- Rowing an inflatable boat with Casey for the better part of the afternoon.
- Emerging from a hiking trial to find a woman in her 60s, Stephanie, doubled over, coughing. I asked if she needed help. She said she was OK, “just trying to breathe.” We stood and talked about her former job as a nurse, Native American music, and God for a while.
- The tiny beads of sap oozing up, gleaming, on a wooden deck.
- Walking with Casey on a rural road at night, Basil’s new collar lamp lighting the way.
- Cooking, crying, napping on a bean bag, and listening to music with Casey.
- Playing with Sima Cunningham at the historic Green Mill (for the Paper Machete variety show), and then later at the Hungry Brain.
- Applying edge banding to our recording desk components.
- Staining the components of our recording desks.
- The last show of this run, at UFO Factory in Detroit.
- A cathartic show in Buffalo, New York. Scheduled with four-days’ notice after Liam’s passport was stolen while on tour with Sam Evian, preventing our planned Toronto show from happening.
- A tour day off in Horseheads, New York.
- Kevin Kelly repeating a good nugget of wisdom: “Anything you say before the word ‘but’ does not count.”
- Walking around the Ashokan Reservoir.
- Another adorable northeastern orange lizard.
- The pools of dandelion fuzz gathered on the Troy, New York venue’s steps.
- The plumes of fog rising from the mountains on the road to Kingston, New York.
- Life is so much better with music in it and music is so much better with life in it.
- You know a venue will be good when its bathrooms have free tampons in them. (This is about Tubby’s in Kingston — it’s a GREAT venue!)
- The hearts designed into the roofing shingles of a church steeple in Montpelier, Vermont.
- The bird whose call sounds like an eight-bit arcade sound, heard on a pre-show hike in Winooski, Vermont.
- Thunderstorms lighting up the pitch-black dark outside our temporary Vermont cabin home.
- The tiny orange lizard on our Massachusetts hike.
- Fried fish from Pedrin’s Dairy Bar.
- Some of the most delicious pho I’ve ever had, at Pho Capital, Montpelier, Vermont.
- Sleeping at a friend’s self-built cabin in the middle of nowhere, Vermont.
- Day three of Solid Sound. Playing cymbal and snare drum in Sam Evian’s “long tone” meditation pop-up performance inside the museum. Playing Liam’s new songs. Watching Sun Ra’s Arkestra led by Marshall Allen end their set marching off stage and continue playing music off stage for a few minutes, which moved me. Jeff Tweedy & Friends! David Byrne singing “California Stars” with us.
- Day two of Solid Sound. Playing with Liam to a super sweet, packed audience, the first show of the day. Lawrence Azerrad and me hosting the first in-person event for Mirror Sound, which came out in 2020: a self-recording demo with Sam Evian and Liam. One of Sammy’s first solo electronic shows ever, a pop-up inside the museum.
- Day one of Solid Sound. Kicking off the festival with an Ohmme pop-up among Amy Hauft’s installation.

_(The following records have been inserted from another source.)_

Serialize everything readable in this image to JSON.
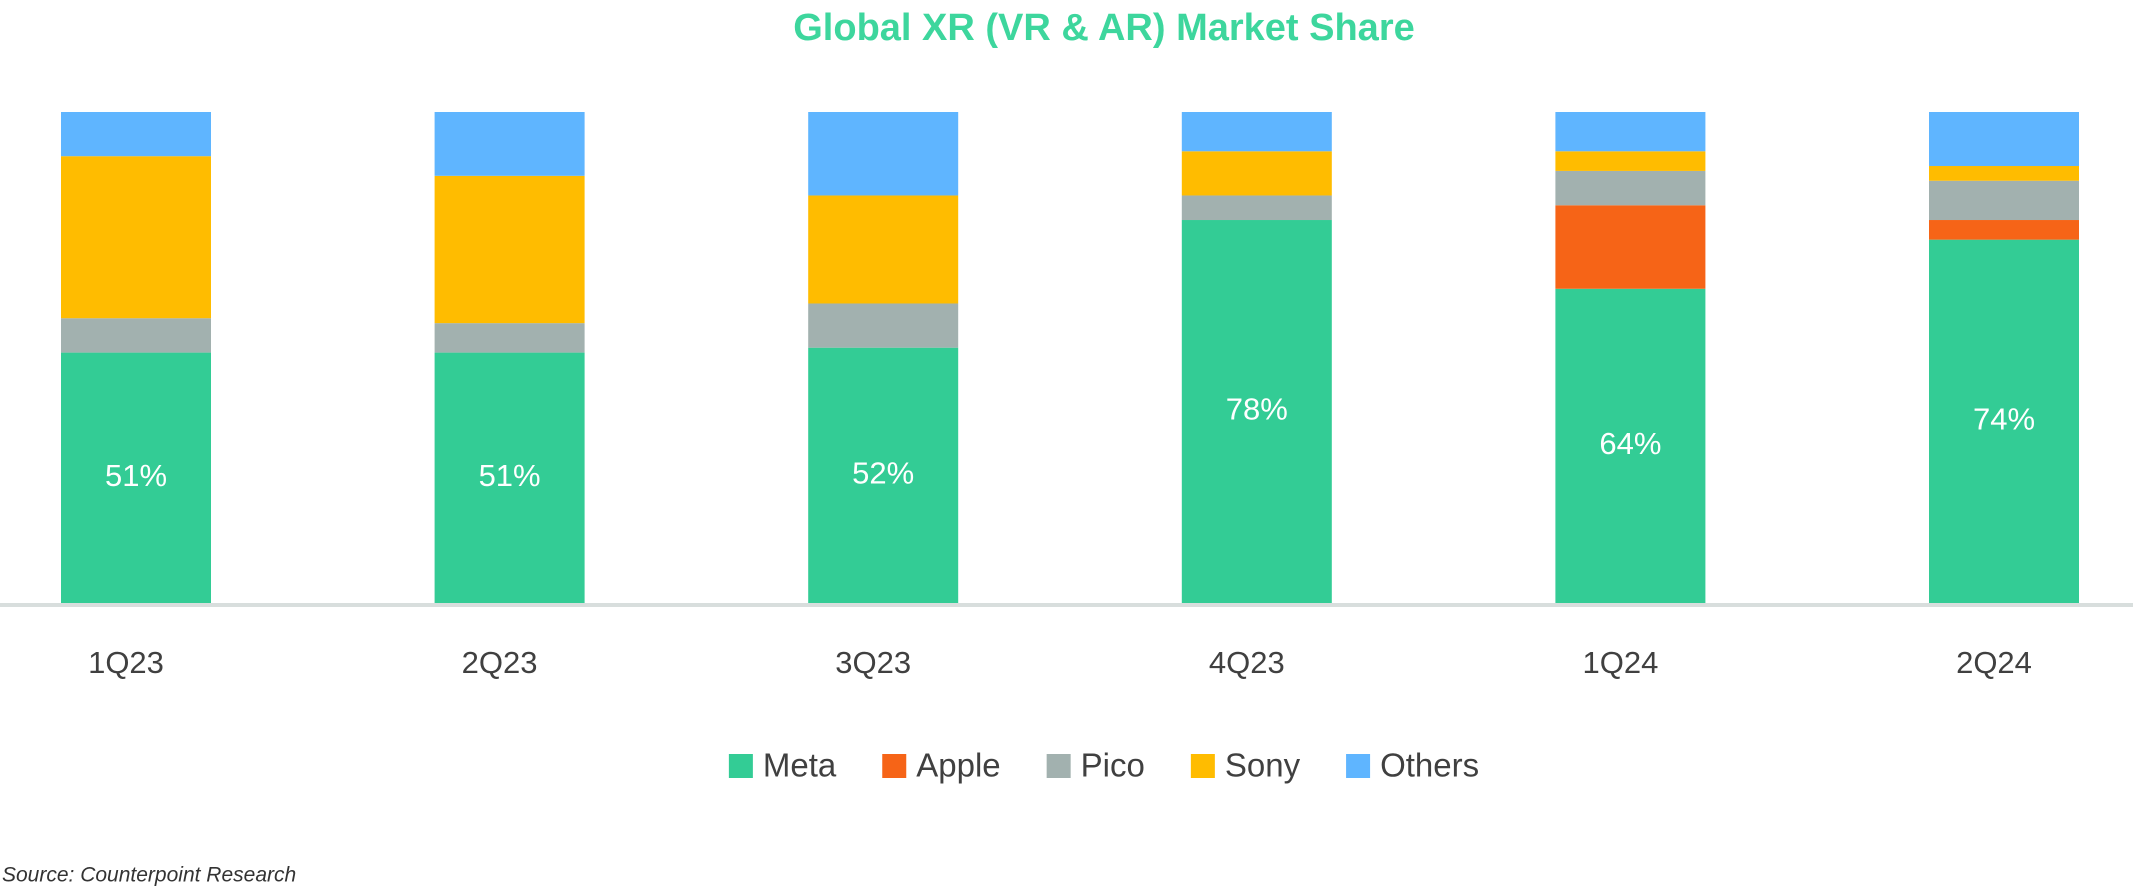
{
  "chart_data": {
    "type": "stacked_bar",
    "title": "Global XR (VR & AR) Market Share",
    "categories": [
      "1Q23",
      "2Q23",
      "3Q23",
      "4Q23",
      "1Q24",
      "2Q24"
    ],
    "series": [
      {
        "name": "Meta",
        "color": "#33cc95",
        "values": [
          51,
          51,
          52,
          78,
          64,
          74
        ],
        "value_labels": [
          "51%",
          "51%",
          "52%",
          "78%",
          "64%",
          "74%"
        ]
      },
      {
        "name": "Apple",
        "color": "#f66417",
        "values": [
          0,
          0,
          0,
          0,
          17,
          4
        ]
      },
      {
        "name": "Pico",
        "color": "#a2b1af",
        "values": [
          7,
          6,
          9,
          5,
          7,
          8
        ]
      },
      {
        "name": "Sony",
        "color": "#ffbc00",
        "values": [
          33,
          30,
          22,
          9,
          4,
          3
        ]
      },
      {
        "name": "Others",
        "color": "#5fb5ff",
        "values": [
          9,
          13,
          17,
          8,
          8,
          11
        ]
      }
    ],
    "ylim": [
      0,
      100
    ],
    "source": "Source: Counterpoint Research"
  }
}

Wilco performing all of Cruel Country. The release of Cruel Country!
- Walking around Mass MoCA before the Solid Sound festivities begin.
- Eating a delicious lobster roll at a suspicious, bowling-alley-attached restaurant.

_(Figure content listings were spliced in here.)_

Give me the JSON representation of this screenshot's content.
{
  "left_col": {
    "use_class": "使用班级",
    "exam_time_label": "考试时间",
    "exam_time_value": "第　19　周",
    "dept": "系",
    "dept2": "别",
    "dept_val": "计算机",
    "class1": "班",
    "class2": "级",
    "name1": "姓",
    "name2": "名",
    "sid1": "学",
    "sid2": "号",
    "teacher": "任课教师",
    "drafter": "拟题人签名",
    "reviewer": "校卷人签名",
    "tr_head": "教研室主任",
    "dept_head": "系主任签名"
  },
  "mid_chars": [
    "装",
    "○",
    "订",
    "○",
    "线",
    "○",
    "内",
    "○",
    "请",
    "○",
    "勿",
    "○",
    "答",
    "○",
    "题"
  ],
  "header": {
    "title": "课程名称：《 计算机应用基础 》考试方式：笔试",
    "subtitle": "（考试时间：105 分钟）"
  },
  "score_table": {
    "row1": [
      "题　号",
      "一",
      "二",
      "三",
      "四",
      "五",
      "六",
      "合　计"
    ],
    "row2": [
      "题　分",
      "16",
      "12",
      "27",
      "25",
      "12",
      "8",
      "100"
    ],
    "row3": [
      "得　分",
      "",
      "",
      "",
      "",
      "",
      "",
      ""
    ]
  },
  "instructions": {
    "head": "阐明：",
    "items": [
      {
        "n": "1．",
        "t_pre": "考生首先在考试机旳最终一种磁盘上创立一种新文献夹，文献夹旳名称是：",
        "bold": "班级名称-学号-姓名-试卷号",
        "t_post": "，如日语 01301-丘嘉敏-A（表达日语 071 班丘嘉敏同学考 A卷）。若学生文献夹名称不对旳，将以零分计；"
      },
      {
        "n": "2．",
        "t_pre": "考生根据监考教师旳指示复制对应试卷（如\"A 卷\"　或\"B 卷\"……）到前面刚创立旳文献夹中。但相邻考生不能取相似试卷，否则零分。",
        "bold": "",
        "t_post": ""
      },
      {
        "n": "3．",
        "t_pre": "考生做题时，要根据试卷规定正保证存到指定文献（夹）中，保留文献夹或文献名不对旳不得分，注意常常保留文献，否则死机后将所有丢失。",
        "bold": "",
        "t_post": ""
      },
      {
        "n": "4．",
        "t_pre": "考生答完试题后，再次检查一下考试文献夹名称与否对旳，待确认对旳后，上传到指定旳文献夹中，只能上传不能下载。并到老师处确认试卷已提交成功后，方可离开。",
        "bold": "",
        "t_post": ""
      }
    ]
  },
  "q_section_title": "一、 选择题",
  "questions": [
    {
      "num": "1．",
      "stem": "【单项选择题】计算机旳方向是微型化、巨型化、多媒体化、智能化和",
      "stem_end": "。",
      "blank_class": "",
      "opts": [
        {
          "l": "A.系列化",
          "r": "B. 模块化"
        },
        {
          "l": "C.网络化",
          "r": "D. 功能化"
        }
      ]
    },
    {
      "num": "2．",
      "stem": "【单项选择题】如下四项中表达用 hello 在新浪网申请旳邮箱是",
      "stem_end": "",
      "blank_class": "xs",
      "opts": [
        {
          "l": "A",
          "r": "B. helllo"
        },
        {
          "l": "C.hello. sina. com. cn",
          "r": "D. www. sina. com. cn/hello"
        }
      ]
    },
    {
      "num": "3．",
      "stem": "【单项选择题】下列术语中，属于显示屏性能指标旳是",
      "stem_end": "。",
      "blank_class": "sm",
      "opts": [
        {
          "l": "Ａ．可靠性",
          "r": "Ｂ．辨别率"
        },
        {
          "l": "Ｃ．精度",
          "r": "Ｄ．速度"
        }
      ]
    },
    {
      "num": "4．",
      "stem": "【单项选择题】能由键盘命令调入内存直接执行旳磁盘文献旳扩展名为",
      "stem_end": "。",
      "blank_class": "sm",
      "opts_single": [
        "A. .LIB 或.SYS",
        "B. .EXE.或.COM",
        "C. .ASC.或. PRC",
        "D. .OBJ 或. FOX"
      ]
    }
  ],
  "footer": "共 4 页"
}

- Alan Jacobs: “I don’t expect that anyone will be reading my stuff after I die — I expect that I’ll be wholly forgotten before I die, if I live to a good age — but I almost never think about that. At the end of Middlemarch George Eliot says of Dorothea that ‘the effect of her being on those around her was incalculably diffusive: for the growing good of the world is partly dependent on unhistoric acts,’ and that captures better than I can my convictions on this point. Diffusive is the key word: an influence that subtly spreads, perhaps without anyone noticing. I find that model of influence more encouraging and comforting than any hopes for fame could ever be.”
- Hiking s’more with Sammy and Dad.
- Hiking with Sammy and Dad.
- Flying next to an adorable puppy.
- Installing another Tushy bidet attachment for a relative.
- Gluing up some oak desktops.
- My nasal cavities are so much more accepting of foreign objects now, two years into covid swabbing.